Financial Times FT.com

How to cure America’s health system

By Clive Crook

Published: May 18 2008 16:45 | Last updated: May 18 2008 16:45

In US public policy, all roads lead to healthcare. Remorseless pressure on public spending? Blame Medicare. Economic insecurity? Fear of losing health benefits is a chief cause. Stagnant wages and worsening inequality? Look to the cost of employer-provided insurance. This failing system is a national scandal not just in its own right, but because of its proliferating fiscal, economic and political implications.

For many workers without employer-provided insurance, the cost of cover is now prohibitive. The average cost for a family is $12,000 (€7,700, £6,100) a year (roughly a quarter of median household income before tax) and rising handsomely in real terms. If you have cover provided by your employer, losing your job means losing your insurance. The unluckiest – especially those with a dreaded “pre-existing condition” – may then face ruin. This vastly amplifies the anxieties colouring the election and driving the US towards an increasingly strident anti-business, anti-trade outlook.

Even those with employer-provided insurance and no fear of losing it are unhappy, because the cost is eating up their wages. It is so high and rising so fast that many workers can expect pay rises or continued coverage, but not both. If you add the cost of insurance to wages, the pay of low- and middle-income workers has not in fact been stagnant. Concerns about living standards and widening inequality are linked to health policy.

Standards of care for those with access are superb, but the price is stunning. The US spends 16 per cent of its gross domestic product on health. Most of that is private, but even what the government spends exceeds, in per capita dollars, all Britain’s outlays (National Health Service and private spending combined). Yet aggregate US health outcomes are poor. By no stretch of the imagination does the US system deliver value for money.

But how to fix it? The best of recent books on this question is happily the shortest and clearest and comes out this month. I think it has the answer. The proposal laid out in Healthcare, Guaranteed (Public Affairs, $14.95) by Ezekiel Emanuel (an oncologist, bioethicist and noted health policy scholar) has convinced me. Whether it will convince others is in doubt for reasons I will come to. But if you are going to read one book on the subject, make it Mr Emanuel’s.

He points to employer-provided insurance as a critical defect in the US system. Inequities, inefficiencies and avoidable insecurity all flow from this model, which itself is a result of the $200bn tax break lavished on employers. In this he agrees with Senator John McCain who wants to give everybody tax relief for health insurance, regardless of who buys it. Senators Hillary Clinton and Barack Obama rely on employer-provided insurance and suggest ways of compelling or encouraging it.

Mr Emanuel also wants truly universal coverage. Here he parts with all three presidential candidates. Mr McCain’s plan is feeble: a subsidy to the low-paid (in the form of a refundable tax credit), but no clear solution to the pervasive problem of uninsurable “bad risks”. Mrs Clinton’s subsidies-plus-mandate is better, but would fall short of universal coverage (witness Massachusetts, which has tried a variant of her scheme); Mr Obama’s subsidies-without-mandate has the same defect, only more so.

Mr Emanuel proposes a universal healthcare voucher, entitling every citizen to privately-provided insurance, with standard benefits equal to those enjoyed by members of Congress. Insurers would be forbidden to deny coverage to any citizen, regardless of pre-existing conditions. They would be reimbursed by the government with a risk-adjusted premium for every enrolee – taking account of age, sex, pre-existing conditions and other factors using a formula to be determined by a new National Health Board. The system would start by covering the uninsured and those covered by their employers; in due course it would absorb Medicaid and Medicare.

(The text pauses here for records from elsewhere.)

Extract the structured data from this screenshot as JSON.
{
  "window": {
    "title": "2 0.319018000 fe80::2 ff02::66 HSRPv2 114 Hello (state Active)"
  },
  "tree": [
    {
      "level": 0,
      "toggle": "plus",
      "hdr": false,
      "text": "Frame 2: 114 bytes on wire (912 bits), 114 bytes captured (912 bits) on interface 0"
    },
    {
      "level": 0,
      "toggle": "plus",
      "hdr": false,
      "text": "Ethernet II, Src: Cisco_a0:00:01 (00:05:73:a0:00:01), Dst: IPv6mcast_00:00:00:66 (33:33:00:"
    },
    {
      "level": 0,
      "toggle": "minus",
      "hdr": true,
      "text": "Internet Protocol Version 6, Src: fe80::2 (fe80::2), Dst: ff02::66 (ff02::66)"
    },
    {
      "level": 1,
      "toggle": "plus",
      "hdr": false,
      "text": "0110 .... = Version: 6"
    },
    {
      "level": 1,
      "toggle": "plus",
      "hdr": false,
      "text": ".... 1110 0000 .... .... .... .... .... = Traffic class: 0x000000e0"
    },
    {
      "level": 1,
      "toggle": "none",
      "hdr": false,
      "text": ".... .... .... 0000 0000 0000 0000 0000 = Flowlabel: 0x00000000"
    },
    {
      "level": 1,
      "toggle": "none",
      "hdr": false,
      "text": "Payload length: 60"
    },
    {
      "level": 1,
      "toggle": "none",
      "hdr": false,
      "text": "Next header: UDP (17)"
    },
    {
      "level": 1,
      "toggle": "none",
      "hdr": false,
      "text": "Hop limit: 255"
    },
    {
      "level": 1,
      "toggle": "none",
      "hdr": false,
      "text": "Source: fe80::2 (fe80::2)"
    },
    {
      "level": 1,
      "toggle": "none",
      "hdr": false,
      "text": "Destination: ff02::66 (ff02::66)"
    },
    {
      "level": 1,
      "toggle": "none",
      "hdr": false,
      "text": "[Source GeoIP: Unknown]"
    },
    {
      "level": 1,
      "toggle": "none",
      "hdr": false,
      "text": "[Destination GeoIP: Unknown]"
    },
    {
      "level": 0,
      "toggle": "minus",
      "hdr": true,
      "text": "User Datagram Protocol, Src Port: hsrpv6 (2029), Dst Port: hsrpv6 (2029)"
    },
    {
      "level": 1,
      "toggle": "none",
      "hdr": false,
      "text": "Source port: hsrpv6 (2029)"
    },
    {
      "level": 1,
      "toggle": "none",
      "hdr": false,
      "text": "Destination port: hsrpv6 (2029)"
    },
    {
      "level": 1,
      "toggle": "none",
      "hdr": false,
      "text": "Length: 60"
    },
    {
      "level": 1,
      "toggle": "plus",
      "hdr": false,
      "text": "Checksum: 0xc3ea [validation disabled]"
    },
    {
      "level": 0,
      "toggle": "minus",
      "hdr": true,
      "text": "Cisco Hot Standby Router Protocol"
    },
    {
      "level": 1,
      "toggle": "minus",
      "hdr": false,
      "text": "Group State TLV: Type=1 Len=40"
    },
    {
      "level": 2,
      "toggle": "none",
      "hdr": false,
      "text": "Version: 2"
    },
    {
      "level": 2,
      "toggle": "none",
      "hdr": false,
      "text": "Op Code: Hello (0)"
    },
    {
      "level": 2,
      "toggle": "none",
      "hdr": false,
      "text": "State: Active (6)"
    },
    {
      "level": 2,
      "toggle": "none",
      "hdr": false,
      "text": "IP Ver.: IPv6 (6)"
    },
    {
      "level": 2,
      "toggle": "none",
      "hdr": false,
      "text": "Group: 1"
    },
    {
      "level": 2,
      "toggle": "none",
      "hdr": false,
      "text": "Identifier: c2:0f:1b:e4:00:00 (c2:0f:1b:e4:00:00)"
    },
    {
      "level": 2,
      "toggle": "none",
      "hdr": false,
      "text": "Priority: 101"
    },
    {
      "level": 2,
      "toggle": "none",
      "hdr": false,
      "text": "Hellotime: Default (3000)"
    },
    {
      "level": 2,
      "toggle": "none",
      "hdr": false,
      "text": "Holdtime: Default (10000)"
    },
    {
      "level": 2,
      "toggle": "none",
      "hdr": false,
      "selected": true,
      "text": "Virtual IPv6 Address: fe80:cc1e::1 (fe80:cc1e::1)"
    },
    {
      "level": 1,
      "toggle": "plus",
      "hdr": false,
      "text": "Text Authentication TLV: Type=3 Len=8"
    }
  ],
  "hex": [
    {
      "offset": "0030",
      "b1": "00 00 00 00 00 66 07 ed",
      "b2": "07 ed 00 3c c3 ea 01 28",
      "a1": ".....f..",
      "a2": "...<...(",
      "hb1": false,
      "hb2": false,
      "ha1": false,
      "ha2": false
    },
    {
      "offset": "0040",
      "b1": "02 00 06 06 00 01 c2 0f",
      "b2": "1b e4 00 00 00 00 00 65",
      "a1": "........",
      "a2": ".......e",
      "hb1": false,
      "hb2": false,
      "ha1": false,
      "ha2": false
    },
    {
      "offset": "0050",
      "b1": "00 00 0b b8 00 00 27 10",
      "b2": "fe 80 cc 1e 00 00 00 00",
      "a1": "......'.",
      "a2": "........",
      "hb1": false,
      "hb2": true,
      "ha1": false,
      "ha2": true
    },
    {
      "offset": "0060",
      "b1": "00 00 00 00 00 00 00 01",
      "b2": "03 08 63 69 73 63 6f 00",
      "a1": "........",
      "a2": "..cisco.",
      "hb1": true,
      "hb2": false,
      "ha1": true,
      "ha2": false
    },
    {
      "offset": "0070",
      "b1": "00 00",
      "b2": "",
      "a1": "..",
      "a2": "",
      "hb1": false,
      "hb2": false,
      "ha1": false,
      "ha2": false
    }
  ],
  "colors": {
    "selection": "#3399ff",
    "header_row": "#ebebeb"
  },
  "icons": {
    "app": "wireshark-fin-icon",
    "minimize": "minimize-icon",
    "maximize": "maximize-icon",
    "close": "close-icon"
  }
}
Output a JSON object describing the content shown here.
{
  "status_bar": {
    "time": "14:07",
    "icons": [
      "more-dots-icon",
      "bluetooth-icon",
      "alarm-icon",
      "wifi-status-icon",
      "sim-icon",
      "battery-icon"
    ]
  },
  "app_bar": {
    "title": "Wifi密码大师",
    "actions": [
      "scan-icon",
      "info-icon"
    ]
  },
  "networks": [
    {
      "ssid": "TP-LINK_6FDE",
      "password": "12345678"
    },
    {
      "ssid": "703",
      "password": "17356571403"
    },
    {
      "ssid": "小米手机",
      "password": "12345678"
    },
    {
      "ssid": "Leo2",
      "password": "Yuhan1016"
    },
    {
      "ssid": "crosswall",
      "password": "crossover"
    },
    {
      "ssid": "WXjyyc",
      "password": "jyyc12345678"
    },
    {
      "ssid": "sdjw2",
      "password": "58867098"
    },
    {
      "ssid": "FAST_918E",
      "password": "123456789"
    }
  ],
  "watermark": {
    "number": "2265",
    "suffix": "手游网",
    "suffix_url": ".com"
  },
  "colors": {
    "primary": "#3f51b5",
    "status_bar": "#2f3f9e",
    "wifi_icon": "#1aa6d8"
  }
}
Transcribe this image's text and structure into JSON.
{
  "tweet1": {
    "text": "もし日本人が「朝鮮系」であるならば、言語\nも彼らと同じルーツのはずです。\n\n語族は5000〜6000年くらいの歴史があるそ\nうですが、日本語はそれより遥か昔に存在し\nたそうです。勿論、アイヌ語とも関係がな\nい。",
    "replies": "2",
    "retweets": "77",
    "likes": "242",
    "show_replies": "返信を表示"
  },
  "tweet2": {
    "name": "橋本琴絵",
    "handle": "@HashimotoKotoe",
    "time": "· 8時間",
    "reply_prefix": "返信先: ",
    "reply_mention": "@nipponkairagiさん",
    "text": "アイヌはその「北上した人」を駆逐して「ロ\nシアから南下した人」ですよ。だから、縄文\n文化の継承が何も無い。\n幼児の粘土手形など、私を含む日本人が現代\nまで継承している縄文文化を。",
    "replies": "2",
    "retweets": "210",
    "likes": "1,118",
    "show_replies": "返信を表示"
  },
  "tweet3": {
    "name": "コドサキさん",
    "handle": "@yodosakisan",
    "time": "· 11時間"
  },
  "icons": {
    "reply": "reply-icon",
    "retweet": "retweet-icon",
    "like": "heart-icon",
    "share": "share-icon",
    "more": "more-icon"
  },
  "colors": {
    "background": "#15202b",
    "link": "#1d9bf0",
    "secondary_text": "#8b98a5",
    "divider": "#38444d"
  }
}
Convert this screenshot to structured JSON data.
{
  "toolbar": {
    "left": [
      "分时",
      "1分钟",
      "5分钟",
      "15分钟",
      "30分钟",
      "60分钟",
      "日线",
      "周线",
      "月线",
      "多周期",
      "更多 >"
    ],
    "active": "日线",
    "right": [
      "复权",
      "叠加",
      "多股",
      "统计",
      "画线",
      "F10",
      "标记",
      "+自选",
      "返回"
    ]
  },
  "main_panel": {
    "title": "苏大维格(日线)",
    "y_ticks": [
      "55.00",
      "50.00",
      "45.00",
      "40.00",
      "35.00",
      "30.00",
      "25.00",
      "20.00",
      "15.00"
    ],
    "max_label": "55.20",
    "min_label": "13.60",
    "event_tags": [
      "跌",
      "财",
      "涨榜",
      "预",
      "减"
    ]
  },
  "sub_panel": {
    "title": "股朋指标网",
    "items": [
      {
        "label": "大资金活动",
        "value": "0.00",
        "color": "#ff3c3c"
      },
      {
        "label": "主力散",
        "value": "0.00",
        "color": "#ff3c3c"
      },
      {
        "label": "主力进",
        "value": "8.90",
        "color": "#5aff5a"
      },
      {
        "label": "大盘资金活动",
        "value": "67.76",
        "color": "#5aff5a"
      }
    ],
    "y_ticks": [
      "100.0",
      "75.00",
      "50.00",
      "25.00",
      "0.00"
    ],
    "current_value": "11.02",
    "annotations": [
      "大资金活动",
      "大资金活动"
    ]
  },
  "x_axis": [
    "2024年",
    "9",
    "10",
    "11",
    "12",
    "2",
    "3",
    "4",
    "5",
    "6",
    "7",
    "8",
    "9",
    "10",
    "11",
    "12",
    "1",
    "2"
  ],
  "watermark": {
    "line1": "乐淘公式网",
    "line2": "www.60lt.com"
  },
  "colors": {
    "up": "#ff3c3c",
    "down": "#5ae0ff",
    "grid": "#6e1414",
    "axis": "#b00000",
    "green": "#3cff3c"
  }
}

This is not a single-payer plan: competition among insurers and health plans would be crucial to its success. But competition would revolve not around denying coverage by excluding bad risks, but around providing good results. To that end, companies would have to report detailed information on their performance and quality of service.

This is not a new idea. France’s mostly excellent system has similarities. But the presentation of the case has never been so concise or clear. Why then will it get nowhere? Because Mr Emanuel wants his scheme to be financed through a value added tax of 10 per cent, dedicated exclusively to the purpose. This instantly consigns the idea to the realm of the politically impossible – but bear with me a moment longer.

At least consider that Mr Emanuel might again be right. Total spending on health would come down under his proposal. What consumers in the aggregate paid in the new tax they would get back in savings on premiums (for the self-insured), higher wages (for those with employer-provided insurance) and cuts in other taxes. Best of all, the new tax would finally attach accountability to growth in overall healthcare costs. The country could resist the endless creep of health-cost inflation, or else resolve to pay a higher (broadly based) tax to meet it. The health budget could not keep growing, as at present, through sheer inattention.

In politics, being right is never enough. But if Mr Emanuel’s excellent proposal finds no takers, readers of his book will still have a clearer sense of what has gone wrong in US healthcare and of how and why the proposals of all three presidential candidates are certain to fall short.